Um dos poucos dados capazes de jogar luz sobre o tamanho do impacto da inteligência artificial no universo da desinformação vem do Google.
Em 28 de fevereiro, quando o Tribunal Superior Eleitoral (TSE) aprovou uma resolução proibindo o uso de deepfakes e estabelecendo limites para o uso de inteligência artificial na campanha eleitoral deste ano, a Lupa mergulhou na API do Google para entender o problema que a Corte tenta endereçar: seu tamanho, suas características e seus formatos mais populares.
O volume e o idioma das checagens sobre IA
Entre 1 de março de 2023 e 28 de fevereiro de 2024, 509 checagens profissionais foram publicadas e indexadas pelo Google fazendo menções às expressões “inteligência artificial” ou “deep fake” em suas respectivas traduções para os dez idiomas mais falados do mundo (inglês, mandarim, espanhol, hindu, francês, árabe, bengali, russo, português e urdu).
Isso significa que, em um ano, uma média de 42 fact-checks foram publicados por mês apontando para falsidades, exageros ou distorções tecnologicamente criadas — ou simplesmente falando de casos em que há relação direta com o tema inteligência artificial. E esse número está em ascensão.
Dados da API do Google indicam que, se observados apenas os dois primeiros meses de 2024, a média de checagens que sinalizam mentiras fabricadas por IA ou que abordam o tema de forma genérica subiu para 70 por mês, numa alta de 62%.
Um mergulho no português
No período de 12 meses analisados, os checadores que trabalham em português publicaram 25 verificações que apontavam para falsidades tecnologicamente fabricadas ou que simplesmente mencionavam IA em seus textos. A curva ascendente observada na totalidade dos idiomas entre dezembro de 2023 e fevereiro de 2024 também ocorre na língua portuguesa.
Se a média mensal de fact-checks relativos à IA do ano passado não chegou a 2 (foi de 1,8), nos dois primeiros meses deste ano pulou para 3,5 checagens desse tipo a cada 30 dias. Há diversas razões para esse crescimento. A principal delas, a inegável popularização do assunto.

Nove organizações de mídia publicaram ao menos uma checagem sobre inteligência artificial no período analisado.
Qual o cenário no Brasil?
Quando excluídos da análise os conteúdos flagrados em Portugal, chega-se a um total de 19 checagens indicando uso controverso de IA ou mencionando esse assunto tendo sido publicadas em língua portuguesa ao longo de um ano. E, nesse universo, chama atenção o fato de seis dessas checagens – ou seja, quase um terço – terem vindo à tona em 2024, comprovando a tendência de alta.
O dado mais relevante, no entanto, vem da análise do conteúdo.
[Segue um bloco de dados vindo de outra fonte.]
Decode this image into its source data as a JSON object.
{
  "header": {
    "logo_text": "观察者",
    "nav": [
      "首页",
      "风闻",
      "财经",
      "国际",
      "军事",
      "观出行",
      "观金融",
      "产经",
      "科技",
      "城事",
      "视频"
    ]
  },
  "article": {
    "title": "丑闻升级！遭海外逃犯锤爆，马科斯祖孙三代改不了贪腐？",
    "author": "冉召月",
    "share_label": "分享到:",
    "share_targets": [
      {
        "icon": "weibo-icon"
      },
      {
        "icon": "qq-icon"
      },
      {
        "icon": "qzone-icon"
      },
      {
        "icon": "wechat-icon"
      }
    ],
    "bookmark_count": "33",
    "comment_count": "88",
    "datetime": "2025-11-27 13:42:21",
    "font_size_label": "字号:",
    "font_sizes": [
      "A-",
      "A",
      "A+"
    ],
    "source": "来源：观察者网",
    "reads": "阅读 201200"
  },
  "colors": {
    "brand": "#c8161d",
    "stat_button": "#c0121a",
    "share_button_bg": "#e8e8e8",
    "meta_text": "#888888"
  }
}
Nenhuma das verificações trata de fotos, vídeos ou áudios ligados à política ou a políticos nacionais. Nenhum partido ou coalizão é mencionado nas peças desinformativas fabricadas por IA. A única que menciona eleição não trata de um conteúdo manipulado. Apenas mostra que o fundador do Fórum Econômico Mundial, Klaus Schwab, não defendeu que a inteligência artificial deve substituir processos eleitorais. A checagem comprova que frases ditas por Schwab foram editadas e tiradas de contexto.
No conjunto, não há qualquer indícios de que a IA foi usada contra o Judiciário nem contra o Legislativo brasileiro. A palavra “governo”, seja em referência a qualquer forma de governança, aparece em três checagens que mencionam IA.
Uma, feita pela equipe do fatos ou fakes, alerta para um vídeo manipulado em que o apresentador de televisão Luciano Huck aparece. A gravação inclui um áudio que jamais foi gravado por Huck para aplicar o golpe do ‘Saque Esquecido’. Esse áudio foi gerado artificialmente, e o link que acompanha esse material não remete a um site do governo (do tipo gov.br), mas a um domínio suspeito.
As outras duas checagens com a palavra “governo” também não mostram conteúdos manipulados. Apenas tratam do assunto inteligência artificial. Apontam que é falsa a informação de que o Fórum Econômico Mundial tenha ordenado a governos do mundo que a Bíblia fosse reescrita por IA (aqui e aqui).